Nous atteignons pourtant sans encombre l’hôtel de police du Caire. On stationne dans une courette où sont remisés plusieurs tacots hors d’usage. Mes mentors procèdent à mon convoyage par des couloirs couleur loukoum. Me font gravir les marches, me traînent à travers une enculade de pièces (comme dit Béru) avant de s’arrêter devant une porte rébarbative. Nasser va y frapper et disparaît. Son absence dure un bon moment. Je perçois des éclats de voix, mais faut pas s’imaginer quand on ignore la langue ; souvent les sonorités sont trompeuses.
Je commence à les avoir à la caille. Plus le temps passe, plus l’angoisse me tenaille. Je me sens un peu perdu en Egypte, avec une conscience pas blanc-bleu. Mon petit trafic de bite n’a rien de reluisant. Je me suis foutu dans cette équipée à titre privé, sans en référer à personne et ça va sûrement provoquer des retombées.
Au bout de dix minutes, Nasser revient.
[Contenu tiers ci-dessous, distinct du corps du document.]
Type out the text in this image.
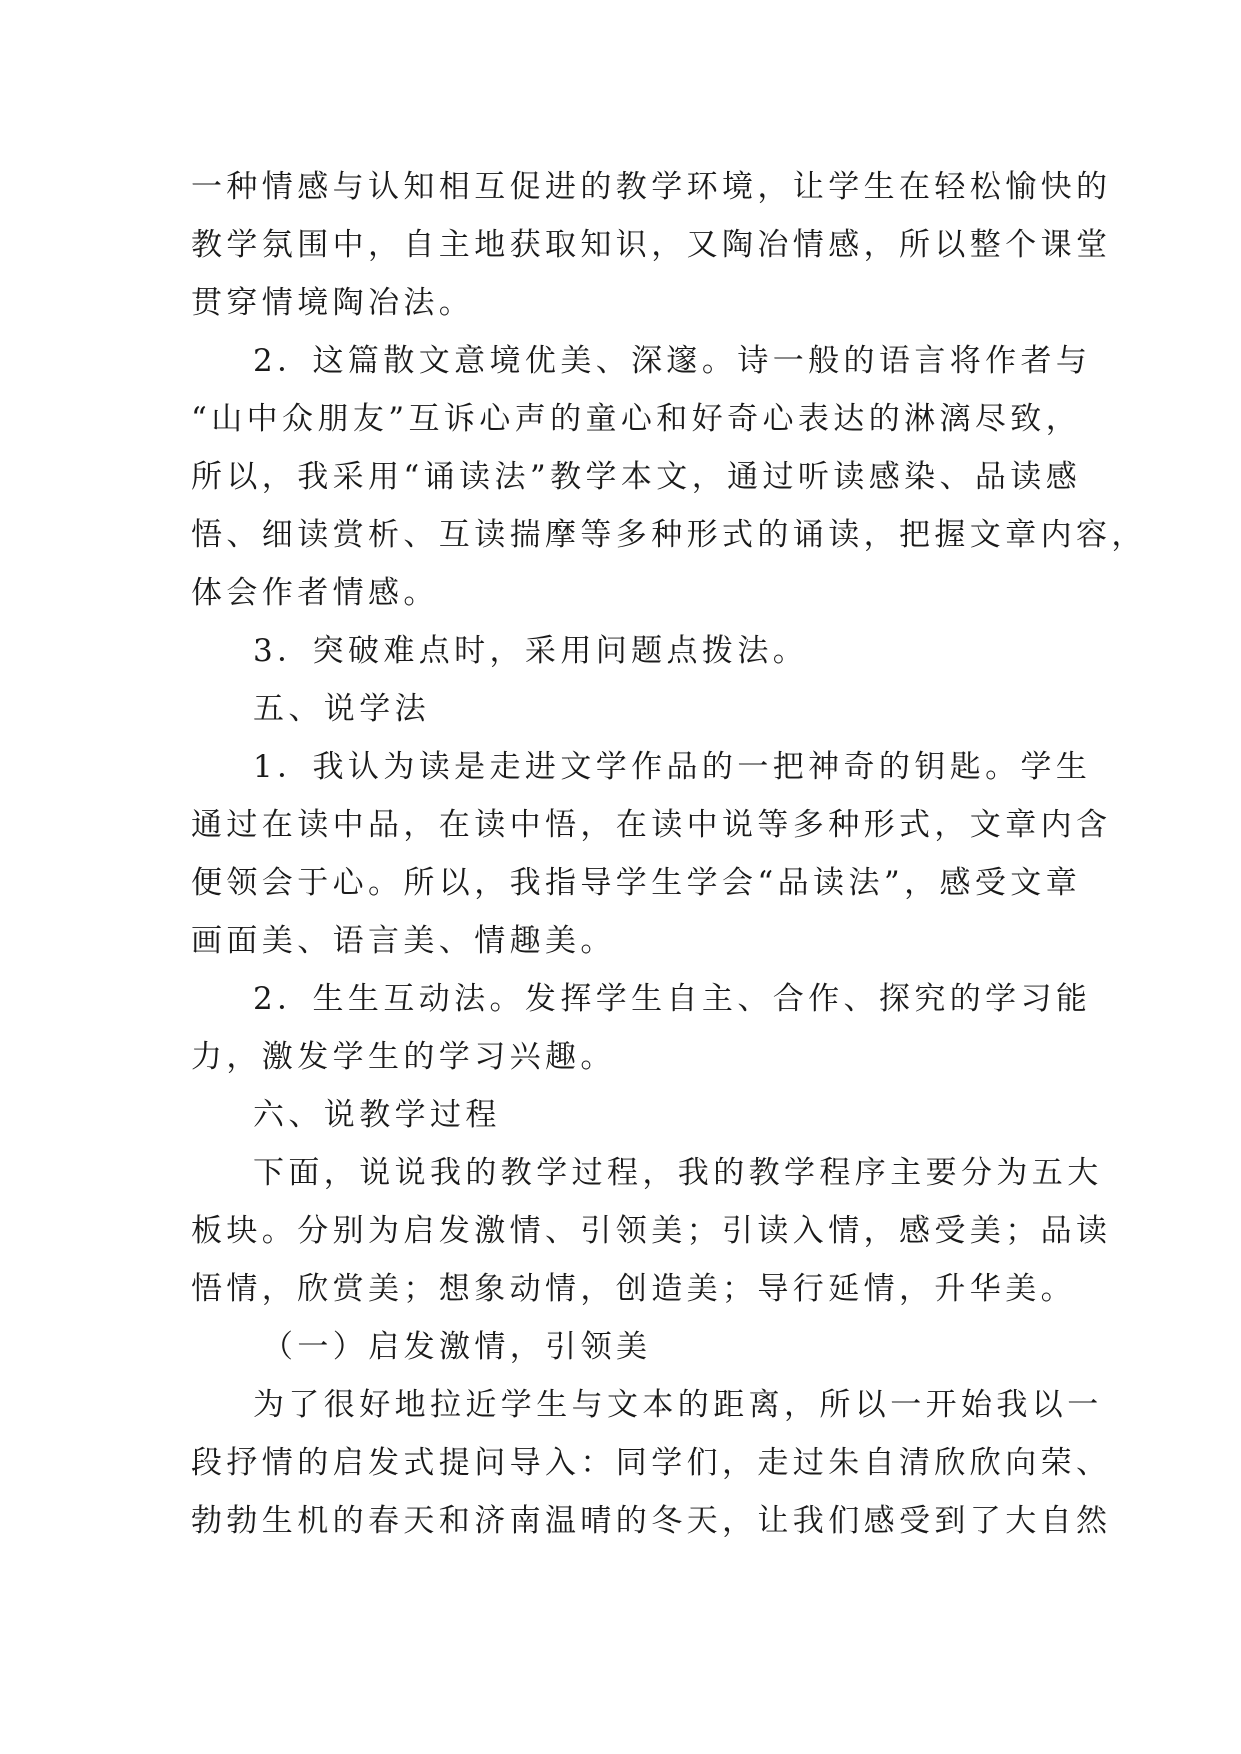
一种情感与认知相互促进的教学环境，让学生在轻松愉快的
教学氛围中，自主地获取知识，又陶冶情感，所以整个课堂
贯穿情境陶冶法。
2．这篇散文意境优美、深邃。诗一般的语言将作者与
“山中众朋友”互诉心声的童心和好奇心表达的淋漓尽致，
所以，我采用“诵读法”教学本文，通过听读感染、品读感
悟、细读赏析、互读揣摩等多种形式的诵读，把握文章内容，
体会作者情感。
3．突破难点时，采用问题点拨法。
五、说学法
1．我认为读是走进文学作品的一把神奇的钥匙。学生
通过在读中品，在读中悟，在读中说等多种形式，文章内含
便领会于心。所以，我指导学生学会“品读法”，感受文章
画面美、语言美、情趣美。
2．生生互动法。发挥学生自主、合作、探究的学习能
力，激发学生的学习兴趣。
六、说教学过程
下面，说说我的教学过程，我的教学程序主要分为五大
板块。分别为启发激情、引领美；引读入情，感受美；品读
悟情，欣赏美；想象动情，创造美；导行延情，升华美。
（一）启发激情，引领美
为了很好地拉近学生与文本的距离，所以一开始我以一
段抒情的启发式提问导入：同学们，走过朱自清欣欣向荣、
勃勃生机的春天和济南温晴的冬天，让我们感受到了大自然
Il nous fait signe d’entrer et l’on me pousse sans ménagement dans un grand burlingue administratif, semblable à ceux qu’on pourrait trouver dans ce genre d’endroit sous presque toutes les latitudes. Deux bureaux. Derrière le plus grand, j’avise un homme chauve, au teint très foncé, avec des lunettes cerclées d’or. Il est en bras de chemise. Une théière d’argent et un gobelet sont à sa disposition sur un plateau. Des dossiers s’empilent devant lui. Au deuxième burlingue, plus modeste, une fille brune et sévère, à frime de cheftaine, fait des gammes à sa machine à écrire. Elle porte un tailleur de toile grise, très strict, qui fait songer à quelque accoutrement religieux.